Strong growth tipped for Briscoe Group

Shoppers queue outside Briscoes Homewares, in Dunedin. Photo by Stephen Jaquiery
Shoppers queue outside Briscoes Homewares, in Dunedin. Photo by Stephen Jaquiery

The Briscoe Group's ability to improvise is likely to stand it in good stead, irrespective of market conditions and competition, Morningstar senior consumer analyst Tim Montague-Jones says.

Releasing the latest analysis of one of New Zealand's premier retailing groups, Mr Montague-Jones said Briscoe held an enviable brand presence in New Zealand as a result of an aggressive promotional approach, a broad geographical presence and an ''everything under one roof'' approach to its stores.

''We believe the company could continue to achieve high single-digit growth in the medium term.''

An improving consumer backdrop, innovative product ranges and cost management would be the main drives of bottom-line earnings in the future.

Rebel Sport and Briscoe were ''extremely recognisable'' brands with great customer appeal, he said.

Those stores would be the preferred option for a majority of consumers in their respective fields.

Heavy reliance on promotional activity had led to Briscoe's market-leading position. One example of that was the use of ''Tammy'', the face of Briscoe.

''This iconic advertising campaign involving Tammy resonates well with consumers.''

Briscoe also had a broad domestic presence throughout New Zealand and its stores were found in nearly all major centres, Mr Montague-Jones said.

Scale-related efficiencies were assumed given its broad presence, especially in relation to inventory and logistical costs.

Although Briscoe had great brand awareness and benefited from a large scale, Morningstar did not allocate a competitive rating to the company, given the competitive threats facing it, he said.

''Sport and homeware retailing is also a highly competitive market and price competition is a major factor in determining sales. Unfortunately, price competition also contributes to margin pressure.''

With no debt on the balance sheet, Briscoe was at no risk of defaulting on its interest payments, Mr Montague-Jones said.

The company was expected to be debt-free for the foreseeable future, Considering the firm's lazy balance sheet, the board might consider capital management options such as paying bonus dividends and/or buying back stock to improve shareholder value.

The last bonus dividend was paid in 2012 and it was envisaged another such dividend could be paid in the next six months to 12 months.

''The company has shown its ability to produce strong operating cash flow, and we expect that to continue.''

 


The bulls say:

- Briscoe benefits from extremely well-known brands

- Scale-related efficiencies are reaped as a result of the company's broad geographic presence in New Zealand.

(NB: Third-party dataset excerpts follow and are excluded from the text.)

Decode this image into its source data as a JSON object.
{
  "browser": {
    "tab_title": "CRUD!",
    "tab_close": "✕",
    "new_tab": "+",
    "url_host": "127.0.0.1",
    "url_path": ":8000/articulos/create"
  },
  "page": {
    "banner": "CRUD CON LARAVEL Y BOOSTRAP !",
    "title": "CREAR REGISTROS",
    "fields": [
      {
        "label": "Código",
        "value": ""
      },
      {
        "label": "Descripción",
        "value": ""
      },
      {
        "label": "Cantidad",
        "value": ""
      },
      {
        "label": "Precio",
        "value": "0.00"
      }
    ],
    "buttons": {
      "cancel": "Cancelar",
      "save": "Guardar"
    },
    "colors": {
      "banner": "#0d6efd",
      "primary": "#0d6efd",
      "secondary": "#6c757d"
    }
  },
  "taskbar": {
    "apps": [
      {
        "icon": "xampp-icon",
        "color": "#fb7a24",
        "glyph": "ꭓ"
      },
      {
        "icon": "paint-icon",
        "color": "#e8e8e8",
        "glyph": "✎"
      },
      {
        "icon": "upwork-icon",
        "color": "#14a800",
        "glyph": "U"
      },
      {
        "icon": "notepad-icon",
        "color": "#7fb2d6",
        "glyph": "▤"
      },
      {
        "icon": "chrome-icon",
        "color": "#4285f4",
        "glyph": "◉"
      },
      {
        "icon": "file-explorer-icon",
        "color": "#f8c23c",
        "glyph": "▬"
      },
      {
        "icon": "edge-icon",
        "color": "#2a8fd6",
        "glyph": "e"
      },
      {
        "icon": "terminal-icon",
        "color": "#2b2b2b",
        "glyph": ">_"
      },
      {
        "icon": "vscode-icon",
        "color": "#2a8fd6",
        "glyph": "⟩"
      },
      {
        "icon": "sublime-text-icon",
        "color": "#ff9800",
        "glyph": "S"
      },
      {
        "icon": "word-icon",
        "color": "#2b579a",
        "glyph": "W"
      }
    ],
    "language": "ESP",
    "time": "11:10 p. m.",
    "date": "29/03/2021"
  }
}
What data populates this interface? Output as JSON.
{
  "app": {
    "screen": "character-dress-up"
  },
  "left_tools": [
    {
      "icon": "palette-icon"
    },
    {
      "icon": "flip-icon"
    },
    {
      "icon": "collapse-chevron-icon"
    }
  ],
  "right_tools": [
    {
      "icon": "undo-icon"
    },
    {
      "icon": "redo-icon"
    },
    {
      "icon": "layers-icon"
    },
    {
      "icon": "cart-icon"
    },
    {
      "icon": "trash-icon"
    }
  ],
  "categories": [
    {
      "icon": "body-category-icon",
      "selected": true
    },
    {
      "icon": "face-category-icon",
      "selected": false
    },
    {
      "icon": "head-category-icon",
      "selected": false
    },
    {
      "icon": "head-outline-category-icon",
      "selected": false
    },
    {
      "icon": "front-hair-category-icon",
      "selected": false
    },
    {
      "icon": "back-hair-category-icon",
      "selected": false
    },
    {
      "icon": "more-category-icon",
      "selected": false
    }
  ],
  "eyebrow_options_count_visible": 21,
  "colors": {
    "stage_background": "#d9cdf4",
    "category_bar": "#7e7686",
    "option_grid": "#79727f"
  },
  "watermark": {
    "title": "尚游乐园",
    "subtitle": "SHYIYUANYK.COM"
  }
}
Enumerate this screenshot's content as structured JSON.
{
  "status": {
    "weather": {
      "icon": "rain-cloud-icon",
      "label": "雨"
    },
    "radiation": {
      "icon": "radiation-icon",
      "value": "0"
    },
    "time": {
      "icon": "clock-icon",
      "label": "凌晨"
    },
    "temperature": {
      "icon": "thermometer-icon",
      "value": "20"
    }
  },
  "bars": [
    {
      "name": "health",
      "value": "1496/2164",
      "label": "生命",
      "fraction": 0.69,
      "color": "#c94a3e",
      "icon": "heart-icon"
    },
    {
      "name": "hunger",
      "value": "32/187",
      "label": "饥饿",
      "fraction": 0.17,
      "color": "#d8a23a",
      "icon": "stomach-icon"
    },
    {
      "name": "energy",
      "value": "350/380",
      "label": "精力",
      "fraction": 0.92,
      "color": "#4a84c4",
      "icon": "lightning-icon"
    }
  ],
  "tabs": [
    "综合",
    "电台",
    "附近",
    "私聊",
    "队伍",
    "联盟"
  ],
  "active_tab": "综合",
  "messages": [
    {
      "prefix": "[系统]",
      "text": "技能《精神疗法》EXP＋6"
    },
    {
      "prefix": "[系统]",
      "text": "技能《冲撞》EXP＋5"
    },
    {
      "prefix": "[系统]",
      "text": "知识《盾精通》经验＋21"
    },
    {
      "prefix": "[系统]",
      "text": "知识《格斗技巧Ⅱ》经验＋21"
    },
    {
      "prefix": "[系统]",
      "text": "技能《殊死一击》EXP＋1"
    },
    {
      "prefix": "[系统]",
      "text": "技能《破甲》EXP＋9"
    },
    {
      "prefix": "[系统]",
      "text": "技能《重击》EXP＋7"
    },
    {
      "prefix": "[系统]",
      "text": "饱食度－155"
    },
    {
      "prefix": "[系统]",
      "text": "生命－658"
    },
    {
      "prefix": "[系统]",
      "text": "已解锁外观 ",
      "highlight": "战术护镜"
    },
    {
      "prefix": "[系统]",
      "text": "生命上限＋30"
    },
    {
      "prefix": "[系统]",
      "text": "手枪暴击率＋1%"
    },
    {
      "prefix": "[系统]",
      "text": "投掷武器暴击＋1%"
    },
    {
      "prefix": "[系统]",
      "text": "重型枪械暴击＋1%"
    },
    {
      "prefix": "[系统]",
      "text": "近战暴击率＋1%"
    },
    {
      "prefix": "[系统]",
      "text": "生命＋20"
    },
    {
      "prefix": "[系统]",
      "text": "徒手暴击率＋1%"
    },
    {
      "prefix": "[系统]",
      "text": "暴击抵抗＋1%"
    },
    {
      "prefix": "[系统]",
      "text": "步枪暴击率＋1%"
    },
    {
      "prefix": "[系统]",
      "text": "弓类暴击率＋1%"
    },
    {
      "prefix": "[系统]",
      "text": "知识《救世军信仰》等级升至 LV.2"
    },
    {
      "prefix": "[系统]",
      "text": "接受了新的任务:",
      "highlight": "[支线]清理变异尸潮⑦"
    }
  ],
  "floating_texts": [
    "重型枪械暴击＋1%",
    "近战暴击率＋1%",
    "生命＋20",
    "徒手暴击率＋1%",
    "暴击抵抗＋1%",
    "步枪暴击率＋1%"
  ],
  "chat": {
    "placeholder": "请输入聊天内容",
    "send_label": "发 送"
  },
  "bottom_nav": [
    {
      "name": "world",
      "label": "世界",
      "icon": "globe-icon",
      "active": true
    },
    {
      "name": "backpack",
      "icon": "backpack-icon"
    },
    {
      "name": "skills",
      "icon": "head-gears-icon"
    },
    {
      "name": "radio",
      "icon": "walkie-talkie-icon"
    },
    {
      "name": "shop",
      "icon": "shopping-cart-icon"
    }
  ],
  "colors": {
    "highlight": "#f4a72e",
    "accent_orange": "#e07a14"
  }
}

- Briscoe has taken steps to cut costs, improve inventory management and better align employees' pay with the company's performance.

The bears say:

- Aggressive promotional activity leads to margin pressure as customers defer their purchases until sale time.

- The company operates in a highly competitive industry.

- Briscoe's more specialist brands - Giving & Living and Urban Loft - have struggled during the past few years and have not lived up to expectations.